Didi Kempot yang dijuluki Godfather of Broken Heart memiliki lagu-lagu yang umumnya bertemakan patah-hati. Meski begitu, perasaan patah hati tersebut justru dapat dinikmati dan dapat dirayakan dengan berjoget. Didi Kempot pun ikut andil dalam mempopulerkan kata “ambyar” untuk mewakili perasaan patah hati.
“Didi Kempot ini yang pertama kali menautkan bagaimana ‘ambyar’ itu untuk mewakili kita.: serpihan-serpihan, hati yang pecah, hati yang tersakiti untuk menceritakan,” ujar Michael HB Raditya, pembicara dalam diskusi “Membaca Generasi Ambyar: Dangdut Baru dan Problem Komunikasi” pada Kamis, 27 mei 2021. Diskusi yang diselenggarakan oleh Pusat Studi dan Dokumentasi Media Alternatif (PSDMA) Nadim Komunikasi UII, ini dilaksanakan secara daring dan disiarkan langsung oleh Uniicoms TV (TV Daring pertama di UII).
Dangdut Baru dan Masalahnya
Kepopuleran kembali lagu-lagu Didi Kempot yang bertemakan patah hati membuat banyak penyanyi-penyanyi muda dangdut mengikuti gaya tersebut dan melahirkan apa yang Michael sebut sebagai “Dangdut Baru.”
Ciri-ciri khas dangdut baru menurut Michael di antaranya adalah lirik patah hati yang mendominasi. Belum lagi mereka pdangdut baru juga memiliki kesadaran untuk membuat musik sendiri. Selain itu, ciri lain adalah pesona anak muda yang terus dibangun, serta pembuatan video klip yang sederhana namun berdaya.
“Namun terdapat dua masalah di dangdut baru. Pertama, ini adalah musik pop, lawannya musik pop adalah kebosanan. Bagaimana keberlanjutan dangdut baru ini,” Papar Michael. “Apakah era dangdut akan terus berlanjut atau akan hanya sementara, dan kedua, belum adanya inovasi baru di dangdut baru itu sendiri,” ujar Michael yang merupakan pendiri Dangdut Studies Center dan juga pemain musik di Orkes Melayu Jarang Pulang.

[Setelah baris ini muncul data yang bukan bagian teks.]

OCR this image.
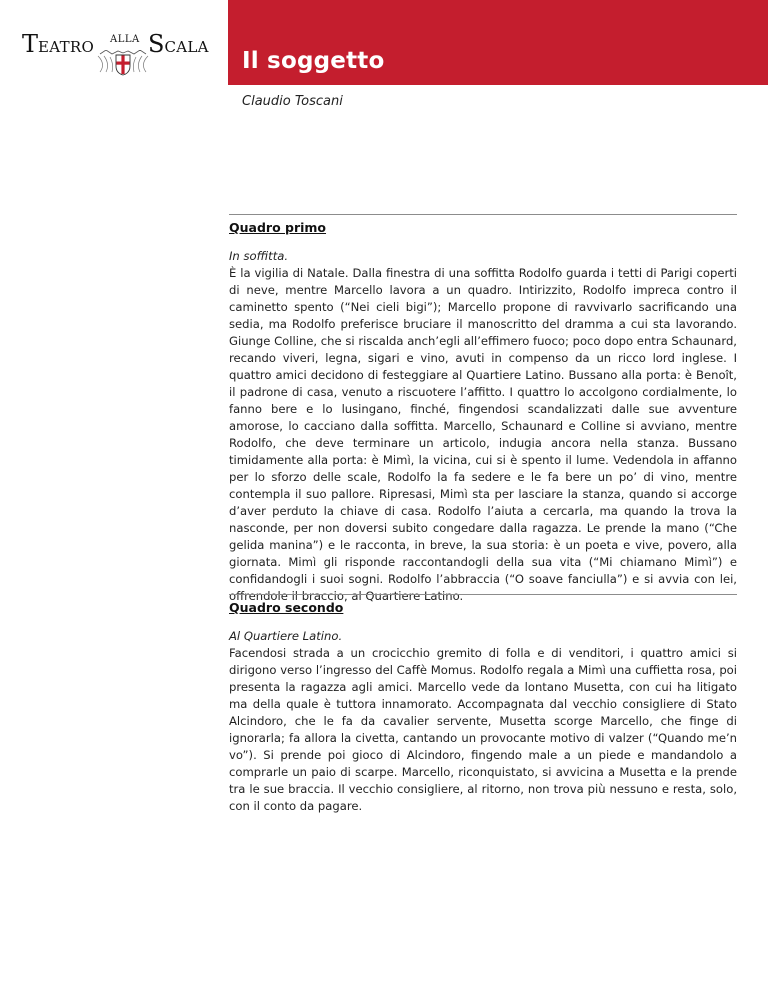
TEATRO ALLA SCALA
Il soggetto
Claudio Toscani
Quadro primo

In soffitta.

È la vigilia di Natale. Dalla finestra di una soffitta Rodolfo guarda i tetti di Parigi coperti di neve, mentre Marcello lavora a un quadro. Intirizzito, Rodolfo impreca contro il caminetto spento (“Nei cieli bigi”); Marcello propone di ravvivarlo sacrificando una sedia, ma Rodolfo preferisce bruciare il manoscritto del dramma a cui sta lavorando. Giunge Colline, che si riscalda anch’egli all’effimero fuoco; poco dopo entra Schaunard, recando viveri, legna, sigari e vino, avuti in compenso da un ricco lord inglese. I quattro amici decidono di festeggiare al Quartiere Latino. Bussano alla porta: è Benoît, il padrone di casa, venuto a riscuotere l’affitto. I quattro lo accolgono cordialmente, lo fanno bere e lo lusingano, finché, fingendosi scandalizzati dalle sue avventure amorose, lo cacciano dalla soffitta. Marcello, Schaunard e Colline si avviano, mentre Rodolfo, che deve terminare un articolo, indugia ancora nella stanza. Bussano timidamente alla porta: è Mimì, la vicina, cui si è spento il lume. Vedendola in affanno per lo sforzo delle scale, Rodolfo la fa sedere e le fa bere un po’ di vino, mentre contempla il suo pallore. Ripresasi, Mimì sta per lasciare la stanza, quando si accorge d’aver perduto la chiave di casa. Rodolfo l’aiuta a cercarla, ma quando la trova la nasconde, per non doversi subito congedare dalla ragazza. Le prende la mano (“Che gelida manina”) e le racconta, in breve, la sua storia: è un poeta e vive, povero, alla giornata. Mimì gli risponde raccontandogli della sua vita (“Mi chiamano Mimì”) e confidandogli i suoi sogni. Rodolfo l’abbraccia (“O soave fanciulla”) e si avvia con lei, offrendole il braccio, al Quartiere Latino.

Quadro secondo

Al Quartiere Latino.

Facendosi strada a un crocicchio gremito di folla e di venditori, i quattro amici si dirigono verso l’ingresso del Caffè Momus. Rodolfo regala a Mimì una cuffietta rosa, poi presenta la ragazza agli amici. Marcello vede da lontano Musetta, con cui ha litigato ma della quale è tuttora innamorato. Accompagnata dal vecchio consigliere di Stato Alcindoro, che le fa da cavalier servente, Musetta scorge Marcello, che finge di ignorarla; fa allora la civetta, cantando un provocante motivo di valzer (“Quando me’n vo”). Si prende poi gioco di Alcindoro, fingendo male a un piede e mandandolo a comprarle un paio di scarpe. Marcello, riconquistato, si avvicina a Musetta e la prende tra le sue braccia. Il vecchio consigliere, al ritorno, non trova più nessuno e resta, solo, con il conto da pagare.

Dangdut baru telah banyak mengubah beberapa budaya musik dangdut. Contohnya, penyanyi laki-laki menjadi lebih umum, penonton yang bebas menangis sambil mendengarkan lagu-lagu patah hati, serta distribusi musik secara digital. Citra dangdut pun telah berubah dari musik yang dianggap “kampungan” menjadi musik kekinian yang dapat dinikmati siapa saja. Seketika menggeser popularitas dangdut lawas ala Rhoma, Meggy Z, dan menjadi gelombang baru dangdut ‘ambyar’ yang kekinian dan khas Didi Kempot.